Title Some implications of a new definition of the exponential function on time scales

Name Jan L Cie\'{s}li\'{n}ski
Country Poland
Email janek@alpha.uwb.edu.pl
Co-Author(s)
Submit Time 2010-02-28 16:23:45
Session
Special Session 48: Differential, Difference, and Dynamic Equations
Contents
We present new defintions of exponential, hyperbolic and trigonometric functions on time scales, motivated by the Cayley transformation. These functions approximate more accurately the corresponding continuous functions and preserve most of their qualitative properties. In particular, Pythagorean trigonometric identities hold exactly on any time scale. \par Dynamic equations satisfied by the Cayley-motivated functions have a natural similarity to the corresponding differential equations but, in contrast to the standard approach, they are implicit. For instance, the Cayley-exponential function satisfies the equation $$ x^\Delta (t) = \alpha (t) \frac{ x (t) + x (\sigma (t)) }{2}$$ where $\alpha = \alpha (t)$ is a given function on a time scale.
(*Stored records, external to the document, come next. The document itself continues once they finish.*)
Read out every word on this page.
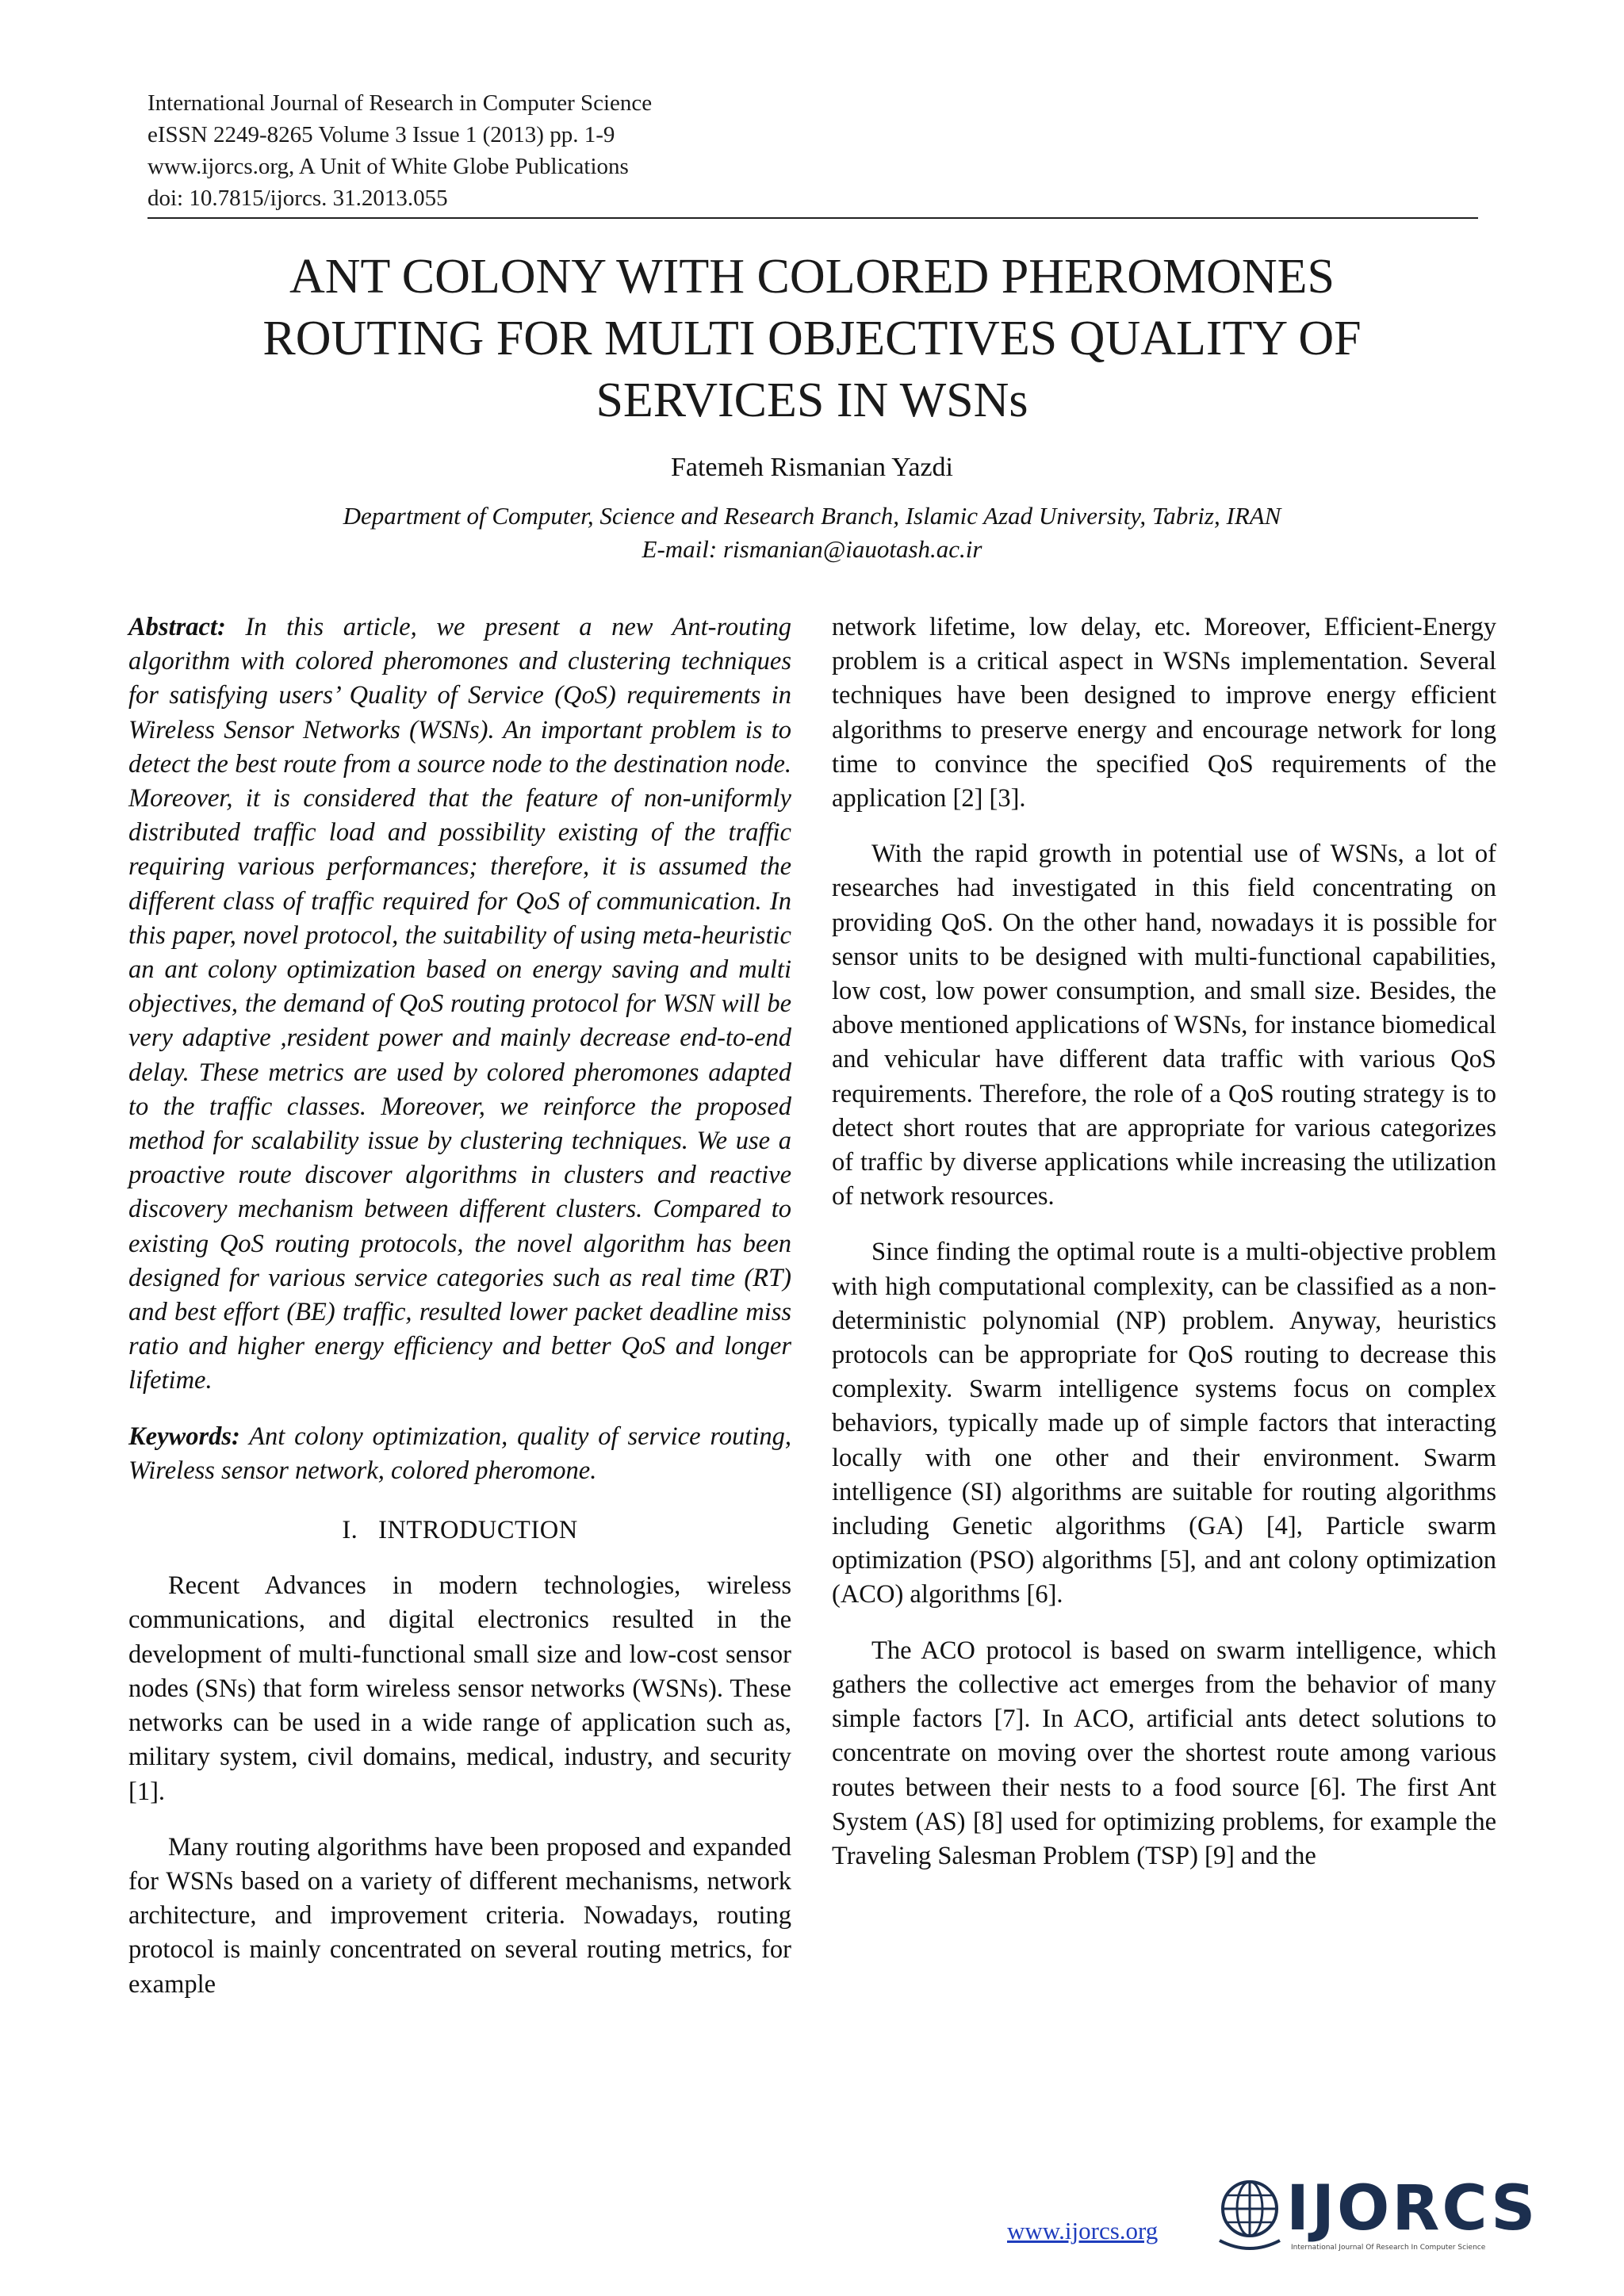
International Journal of Research in Computer Science
eISSN 2249-8265 Volume 3 Issue 1 (2013) pp. 1-9
www.ijorcs.org, A Unit of White Globe Publications
doi: 10.7815/ijorcs. 31.2013.055
ANT COLONY WITH COLORED PHEROMONES
ROUTING FOR MULTI OBJECTIVES QUALITY OF
SERVICES IN WSNs
Fatemeh Rismanian Yazdi
Department of Computer, Science and Research Branch, Islamic Azad University, Tabriz, IRAN
E-mail: rismanian@iauotash.ac.ir

Abstract: In this article, we present a new Ant-routing algorithm with colored pheromones and clustering techniques for satisfying users’ Quality of Service (QoS) requirements in Wireless Sensor Networks (WSNs). An important problem is to detect the best route from a source node to the destination node. Moreover, it is considered that the feature of non-uniformly distributed traffic load and possibility existing of the traffic requiring various performances; therefore, it is assumed the different class of traffic required for QoS of communication. In this paper, novel protocol, the suitability of using meta-heuristic an ant colony optimization based on energy saving and multi objectives, the demand of QoS routing protocol for WSN will be very adaptive ,resident power and mainly decrease end-to-end delay. These metrics are used by colored pheromones adapted to the traffic classes. Moreover, we reinforce the proposed method for scalability issue by clustering techniques. We use a proactive route discover algorithms in clusters and reactive discovery mechanism between different clusters. Compared to existing QoS routing protocols, the novel algorithm has been designed for various service categories such as real time (RT) and best effort (BE) traffic, resulted lower packet deadline miss ratio and higher energy efficiency and better QoS and longer lifetime.

Keywords: Ant colony optimization, quality of service routing, Wireless sensor network, colored pheromone.

I.   INTRODUCTION

Recent Advances in modern technologies, wireless communications, and digital electronics resulted in the development of multi-functional small size and low-cost sensor nodes (SNs) that form wireless sensor networks (WSNs). These networks can be used in a wide range of application such as, military system, civil domains, medical, industry, and security [1].

Many routing algorithms have been proposed and expanded for WSNs based on a variety of different mechanisms, network architecture, and improvement criteria. Nowadays, routing protocol is mainly concentrated on several routing metrics, for example

network lifetime, low delay, etc. Moreover, Efficient-Energy problem is a critical aspect in WSNs implementation. Several techniques have been designed to improve energy efficient algorithms to preserve energy and encourage network for long time to convince the specified QoS requirements of the application [2] [3].

With the rapid growth in potential use of WSNs, a lot of researches had investigated in this field concentrating on providing QoS. On the other hand, nowadays it is possible for sensor units to be designed with multi-functional capabilities, low cost, low power consumption, and small size. Besides, the above mentioned applications of WSNs, for instance biomedical and vehicular have different data traffic with various QoS requirements. Therefore, the role of a QoS routing strategy is to detect short routes that are appropriate for various categorizes of traffic by diverse applications while increasing the utilization of network resources.

Since finding the optimal route is a multi-objective problem with high computational complexity, can be classified as a non-deterministic polynomial (NP) problem. Anyway, heuristics protocols can be appropriate for QoS routing to decrease this complexity. Swarm intelligence systems focus on complex behaviors, typically made up of simple factors that interacting locally with one other and their environment. Swarm intelligence (SI) algorithms are suitable for routing algorithms including Genetic algorithms (GA) [4], Particle swarm optimization (PSO) algorithms [5], and ant colony optimization (ACO) algorithms [6].

The ACO protocol is based on swarm intelligence, which gathers the collective act emerges from the behavior of many simple factors [7]. In ACO, artificial ants detect solutions to concentrate on moving over the shortest route among various routes between their nests to a food source [6]. The first Ant System (AS) [8] used for optimizing problems, for example the Traveling Salesman Problem (TSP) [9] and the

www.ijorcs.org IJORCS
International Journal Of Research In Computer Science
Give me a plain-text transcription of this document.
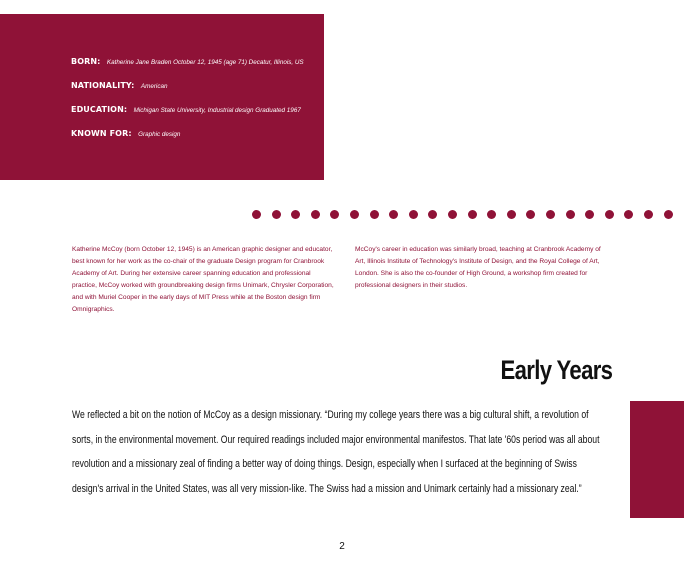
BORN: Katherine Jane Braden October 12, 1945 (age 71) Decatur, Illinois, US
NATIONALITY: American
EDUCATION: Michigan State University, Industrial design Graduated 1967
KNOWN FOR: Graphic design

Katherine McCoy (born October 12, 1945) is an American graphic designer and educator, best known for her work as the co-chair of the graduate Design program for Cranbrook Academy of Art. During her extensive career spanning education and professional practice, McCoy worked with groundbreaking design firms Unimark, Chrysler Corporation, and with Muriel Cooper in the early days of MIT Press while at the Boston design firm Omnigraphics.

McCoy's career in education was similarly broad, teaching at Cranbrook Academy of Art, Illinois Institute of Technology's Institute of Design, and the Royal College of Art, London. She is also the co-founder of High Ground, a workshop firm created for professional designers in their studios.

Early Years

We reflected a bit on the notion of McCoy as a design missionary. “During my college years there was a big cultural shift, a revolution of sorts, in the environmental movement. Our required readings included major environmental manifestos. That late '60s period was all about revolution and a missionary zeal of finding a better way of doing things. Design, especially when I surfaced at the beginning of Swiss design's arrival in the United States, was all very mission-like. The Swiss had a mission and Unimark certainly had a missionary zeal.”

2
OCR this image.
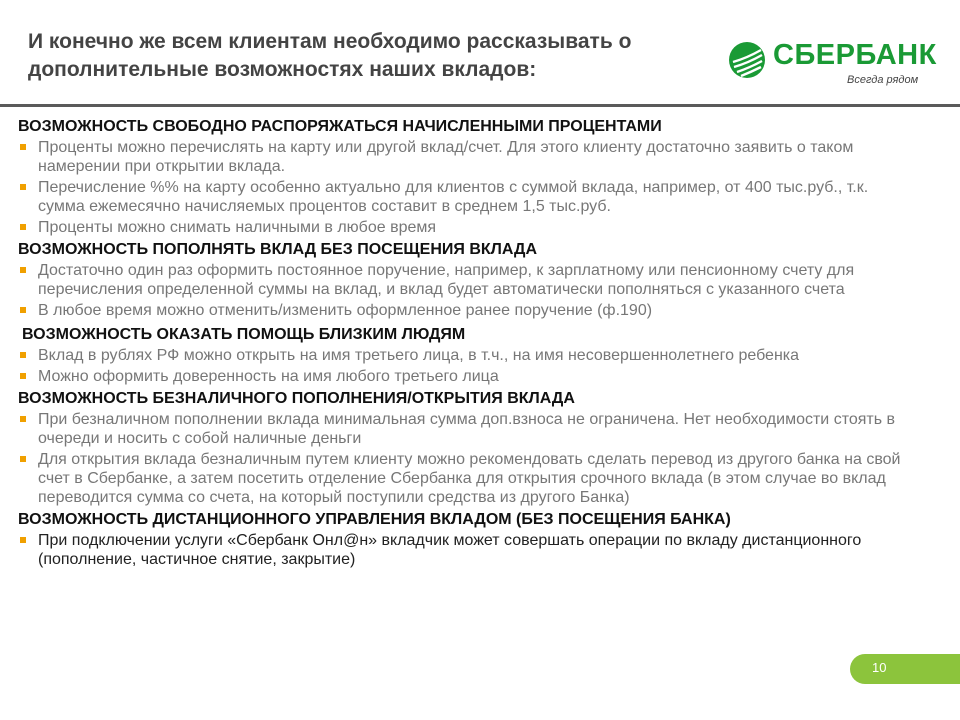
И конечно же всем клиентам необходимо рассказывать о дополнительные возможностях наших вкладов:	СБЕРБАНК
Всегда рядом
ВОЗМОЖНОСТЬ СВОБОДНО РАСПОРЯЖАТЬСЯ НАЧИСЛЕННЫМИ ПРОЦЕНТАМИ
Проценты можно перечислять на карту или другой вклад/счет. Для этого клиенту достаточно заявить о таком намерении при открытии вклада.
Перечисление %% на карту особенно актуально для клиентов с суммой вклада, например, от 400 тыс.руб., т.к. сумма ежемесячно начисляемых процентов составит в среднем 1,5 тыс.руб.
Проценты можно снимать наличными в любое время
ВОЗМОЖНОСТЬ ПОПОЛНЯТЬ ВКЛАД БЕЗ ПОСЕЩЕНИЯ ВКЛАДА
Достаточно один раз оформить постоянное поручение, например, к зарплатному или пенсионному счету для перечисления определенной суммы на вклад, и вклад будет автоматически пополняться с указанного счета
В любое время можно отменить/изменить оформленное ранее поручение (ф.190)
ВОЗМОЖНОСТЬ ОКАЗАТЬ ПОМОЩЬ БЛИЗКИМ ЛЮДЯМ
Вклад в рублях РФ можно открыть на имя третьего лица, в т.ч., на имя несовершеннолетнего ребенка
Можно оформить доверенность на имя любого третьего лица
ВОЗМОЖНОСТЬ БЕЗНАЛИЧНОГО ПОПОЛНЕНИЯ/ОТКРЫТИЯ ВКЛАДА
При безналичном пополнении вклада минимальная сумма доп.взноса не ограничена. Нет необходимости стоять в очереди и носить с собой наличные деньги
Для открытия вклада безналичным путем клиенту можно рекомендовать сделать перевод из другого банка на свой счет в Сбербанке, а затем посетить отделение Сбербанка для открытия срочного вклада (в этом случае во вклад переводится сумма со счета, на который поступили средства из другого Банка)
ВОЗМОЖНОСТЬ ДИСТАНЦИОННОГО УПРАВЛЕНИЯ ВКЛАДОМ (БЕЗ ПОСЕЩЕНИЯ БАНКА)
При подключении услуги «Сбербанк Онл@н» вкладчик может совершать операции по вкладу дистанционного (пополнение, частичное снятие, закрытие)
10
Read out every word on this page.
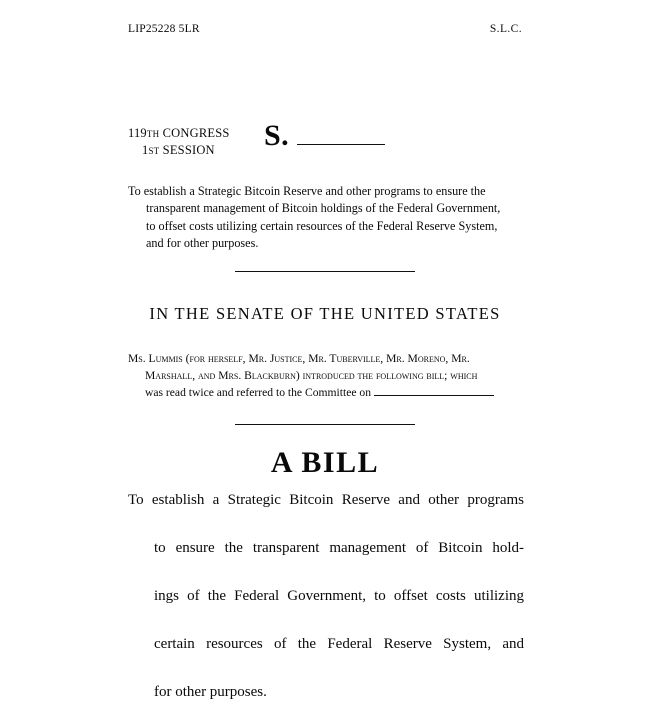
LIP25228 5LR	S.L.C.
119th CONGRESS
1st SESSION	S.
To establish a Strategic Bitcoin Reserve and other programs to ensure the
transparent management of Bitcoin holdings of the Federal Government,
to offset costs utilizing certain resources of the Federal Reserve System,
and for other purposes.
IN THE SENATE OF THE UNITED STATES
Ms. Lummis (for herself, Mr. Justice, Mr. Tuberville, Mr. Moreno, Mr.
Marshall, and Mrs. Blackburn) introduced the following bill; which
was read twice and referred to the Committee on
A BILL
To establish a Strategic Bitcoin Reserve and other programs
to ensure the transparent management of Bitcoin hold-
ings of the Federal Government, to offset costs utilizing
certain resources of the Federal Reserve System, and
for other purposes.
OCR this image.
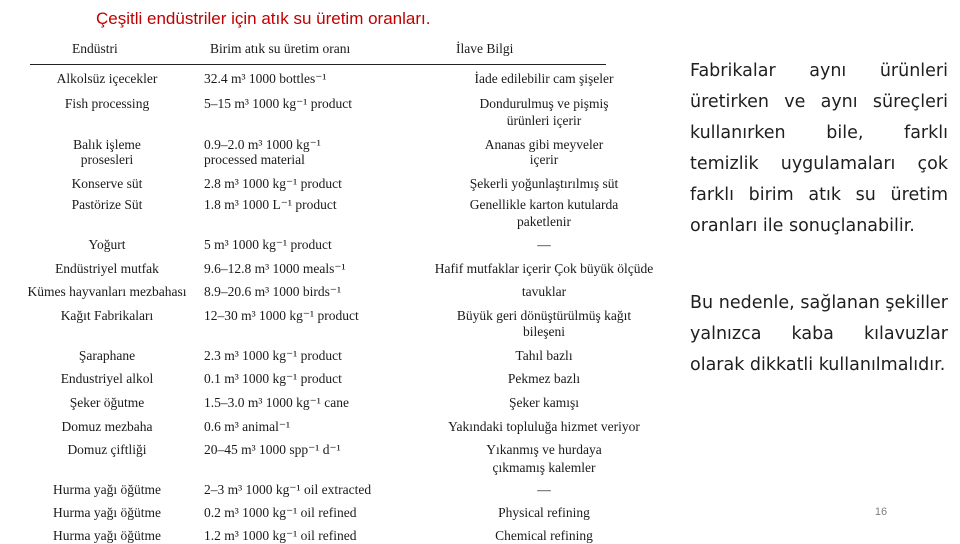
Çeşitli endüstriler için atık su üretim oranları.
Endüstri	Birim atık su üretim oranı	İlave Bilgi
Alkolsüz içecekler	32.4 m³ 1000 bottles⁻¹	İade edilebilir cam şişeler
Fish processing	5–15 m³ 1000 kg⁻¹ product	Dondurulmuş ve pişmiş
ürünleri içerir
Balık işleme	0.9–2.0 m³ 1000 kg⁻¹	Ananas gibi meyveler
prosesleri	processed material	içerir
Konserve süt	2.8 m³ 1000 kg⁻¹ product	Şekerli yoğunlaştırılmış süt
Pastörize Süt	1.8 m³ 1000 L⁻¹ product	Genellikle karton kutularda
paketlenir
Yoğurt	5 m³ 1000 kg⁻¹ product	—
Endüstriyel mutfak	9.6–12.8 m³ 1000 meals⁻¹	Hafif mutfaklar içerir Çok büyük ölçüde
Kümes hayvanları mezbahası	8.9–20.6 m³ 1000 birds⁻¹	tavuklar
Kağıt Fabrikaları	12–30 m³ 1000 kg⁻¹ product	Büyük geri dönüştürülmüş kağıt
bileşeni
Şaraphane	2.3 m³ 1000 kg⁻¹ product	Tahıl bazlı
Endustriyel alkol	0.1 m³ 1000 kg⁻¹ product	Pekmez bazlı
Şeker öğutme	1.5–3.0 m³ 1000 kg⁻¹ cane	Şeker kamışı
Domuz mezbaha	0.6 m³ animal⁻¹	Yakındaki topluluğa hizmet veriyor
Domuz çiftliği	20–45 m³ 1000 spp⁻¹ d⁻¹	Yıkanmış ve hurdaya
çıkmamış kalemler
Hurma yağı öğütme	2–3 m³ 1000 kg⁻¹ oil extracted	—
Hurma yağı öğütme	0.2 m³ 1000 kg⁻¹ oil refined	Physical refining
Hurma yağı öğütme	1.2 m³ 1000 kg⁻¹ oil refined	Chemical refining
Fabrikalar aynı ürünleri üretirken ve aynı süreçleri kullanırken bile, farklı temizlik uygulamaları çok farklı birim atık su üretim oranları ile sonuçlanabilir.
Bu nedenle, sağlanan şekiller yalnızca kaba kılavuzlar olarak dikkatli kullanılmalıdır.
16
It suggests a new natural correspondence between differential equations and dynamic systems on time scales. \par Our approach is strongly motivated by numerical methods. The delta calculus corresponds to the forward (explicit) Euler scheme, the nable calculus corresponds to the implicit Euler scheme, and the presented Cayley approach is related to the trapezoidal rule (and to the discrete gradient methods). An important conclusion is that there are no unique `natural' time scales analogues of differential equations and it is worthwhile to consider and apply different numerical schemes in the context of the time scales approach.